Van de Kamp's career at Sproul included hours spent on astrometry and advanced telescopic techniques. He published in the Bulletin of the American Astronomical Society and elsewhere and his work continued to be cited after this death. From the 1940s on, Van de Kamp and his staff made similar claims of planetary systems around the nearby stars Lalande 21185, 61 Cygni, and many others, based on the same flawed photographic plates. All of these claims have been refuted.

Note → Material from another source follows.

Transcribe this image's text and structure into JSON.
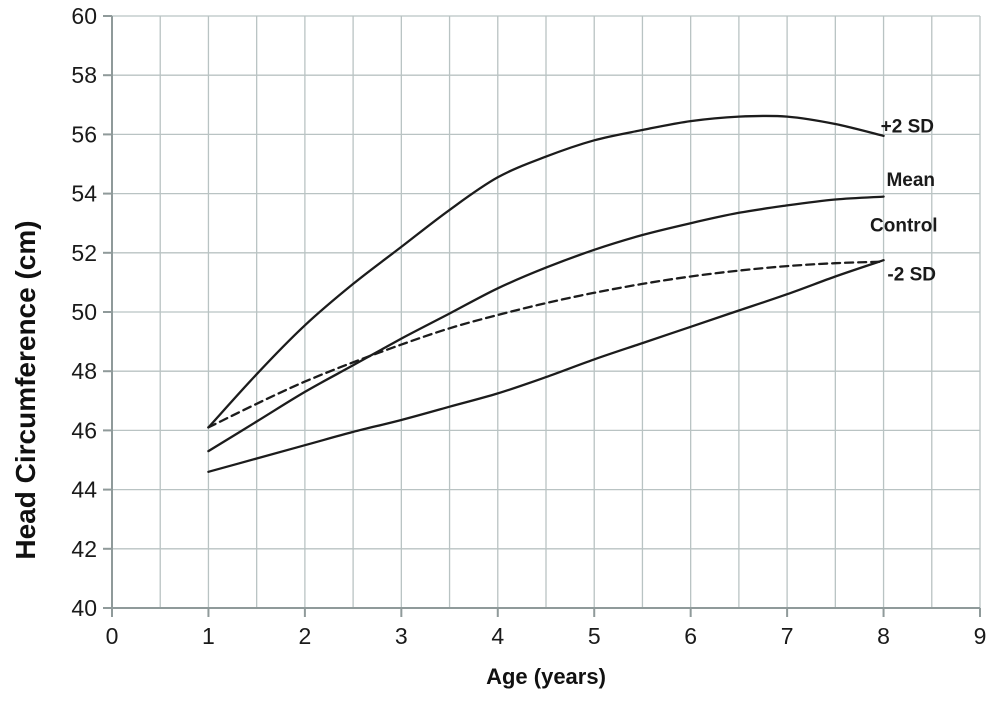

Discoveries of numerous planetary systems, accelerating since the 1990s, have confirmed their commonality. A strong proponent of planetary ubiquity, Van de Kamp has gradually been proven correct. On November 14, 2018, the Red Dots Campaign announced that Barnard's Star hosts an exoplanet at least 3.2 times as massive as Earth, though this does not match either of the planets he had claimed. Debate over the existence of a stellar or planetary companion is ongoing within the literature.

==Later life==
In 1972, he retired from Swarthmore and returned to the Netherlands, where he became Fulbright Professor at the University of Amsterdam. Van de Kamp returned to his native Holland at the end of his life and died in suburban Amsterdam on May 18, 1995, at the age of 93.

===Music===

Van de Kamp was a musician, playing piano, viola, and violin. He set aside a musical career in his youth as he considered astronomy more achievable. He helped to organize an orchestra in Charlottesville, which he conducted and included fellow astronomer Alexander Vyssotsky. He also composed music for orchestra as well as for piano. From 1944 to 1954 he was conductor of the Swarthmore College Symphony Orchestra. He combined his musical gifts with another hobby, movies, by playing silent films on Swarthmore campus and accompanying them on the piano. At Swarthmore Van de Kamp performed with Peter Schickele, and made several films of Schickele's student performance, while on the occasion of his 70th birthday Schickele wrote a piano piece for him called The Easy Goin' P. v. d. K. Ever Lovin' Rag. Van de Kamp said that his fondest musical memory was playing chamber music with Albert Einstein, on the evening before the latter's commencement address at Swarthmore College in 1938.

===Awards and honors===
In 1965, he was awarded the Rittenhouse Medal by the Rittenhouse Astronomical Society. In 1982, he was awarded the Prix Jules Janssen by the Société Astronomique de France. In 2009 a new observatory at Swarthmore College was named for him. Asteroid 1965 van de Kamp is named after him.